Don’t forget to serve it with plenty of crusty bread for sopping up the delicious sauce and bone marrow!
- 4 cuts of veal shanks
- 1 teaspoon kosher salt
- ¾ teaspoon ground black pepper
- 2 tablespoons dijon mustard
- 1 cup all-purpose flour
- 2 tablespoons duck fat (or butter)
- 2 shallots, finely minced
- 1 carrots, finely minced
- 12 cloves garlic, finely minced
- 1 tablespoon red curry paste (you can use tomato paste in its place, but the curry paste definitely elevates the dish)
- ⅛ teaspoon caraway seeds
- 1 cup good red wine (do not use Two Buck Chuck for this, people)
- 2½ cups beef stock
- 3 sprigs fresh thyme (or any other fresh herbs you have - rosemary would work well, too)
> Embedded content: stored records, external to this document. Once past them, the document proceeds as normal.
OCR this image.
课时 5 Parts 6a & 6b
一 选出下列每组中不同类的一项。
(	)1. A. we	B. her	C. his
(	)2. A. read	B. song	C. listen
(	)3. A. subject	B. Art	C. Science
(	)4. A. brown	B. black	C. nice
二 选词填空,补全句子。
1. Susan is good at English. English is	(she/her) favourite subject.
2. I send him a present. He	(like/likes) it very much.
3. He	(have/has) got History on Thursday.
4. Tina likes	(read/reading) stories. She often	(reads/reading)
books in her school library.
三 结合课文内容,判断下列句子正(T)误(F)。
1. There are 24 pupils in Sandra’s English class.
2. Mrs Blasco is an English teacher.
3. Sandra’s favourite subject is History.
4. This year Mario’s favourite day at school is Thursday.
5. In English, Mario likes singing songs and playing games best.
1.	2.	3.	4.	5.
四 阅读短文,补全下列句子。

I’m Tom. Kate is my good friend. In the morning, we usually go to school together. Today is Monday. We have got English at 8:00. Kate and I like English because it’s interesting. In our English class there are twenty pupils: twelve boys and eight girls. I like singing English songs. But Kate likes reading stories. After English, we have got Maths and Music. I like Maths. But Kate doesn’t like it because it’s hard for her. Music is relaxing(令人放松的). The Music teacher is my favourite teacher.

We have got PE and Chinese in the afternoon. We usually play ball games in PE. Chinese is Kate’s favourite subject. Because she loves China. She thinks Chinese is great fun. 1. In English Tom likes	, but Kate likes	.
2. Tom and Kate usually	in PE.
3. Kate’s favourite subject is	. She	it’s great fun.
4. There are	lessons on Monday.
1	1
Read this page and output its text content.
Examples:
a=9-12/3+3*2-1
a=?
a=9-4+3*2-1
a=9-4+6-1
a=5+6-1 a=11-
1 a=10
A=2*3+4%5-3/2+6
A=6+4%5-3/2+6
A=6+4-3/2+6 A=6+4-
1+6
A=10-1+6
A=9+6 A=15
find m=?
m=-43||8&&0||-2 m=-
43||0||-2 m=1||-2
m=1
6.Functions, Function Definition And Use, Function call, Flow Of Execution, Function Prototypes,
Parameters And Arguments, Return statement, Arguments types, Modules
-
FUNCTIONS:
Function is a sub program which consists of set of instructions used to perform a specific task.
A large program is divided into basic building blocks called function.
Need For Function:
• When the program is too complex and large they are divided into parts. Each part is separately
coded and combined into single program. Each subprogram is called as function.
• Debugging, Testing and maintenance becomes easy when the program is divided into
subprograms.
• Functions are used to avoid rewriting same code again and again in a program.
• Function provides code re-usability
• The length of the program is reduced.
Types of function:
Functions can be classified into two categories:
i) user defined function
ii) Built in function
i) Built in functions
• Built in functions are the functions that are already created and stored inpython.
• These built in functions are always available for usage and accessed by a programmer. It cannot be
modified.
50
- crusty bread, for serving
- Preheat your oven to 325 degrees F. Dry the meat with paper towels, then tie each shank with twine once around, if you have it (it will help to keep them from falling apart, as they become very tender when fully cooked - if you don't have twine, it'll be fine, but they will probably fall apart a bit - they will still be delicious). Rub the meat with salt and pepper, then with the dijon mustard. Dredge the meat in flour, and set aside.
- Add your duck fat (or butter) to your pan over medium-high heat. Place your veal in the pan and sear on all sides for about 4 minutes, until well browned. Transfer the browned meat to a plate and set aside.
- In the same pan, add another tablespoon of duck fat or butter. Add in the shallots and carrots and stir for 5 minutes over medium heat, until softened, then add in the garlic and cook for 1 minute, until fragrant. Add in the curry paste, then the wine and stock and scrape up any browned bits. Place the meat back in the pan, along with the sprigs of thyme. Place a lid on the pan and place in a 325 degree F oven for 2 to 2½ hours, until tender. Serve alongside some crusty bread and be sure to scrape out all of the bone marrow!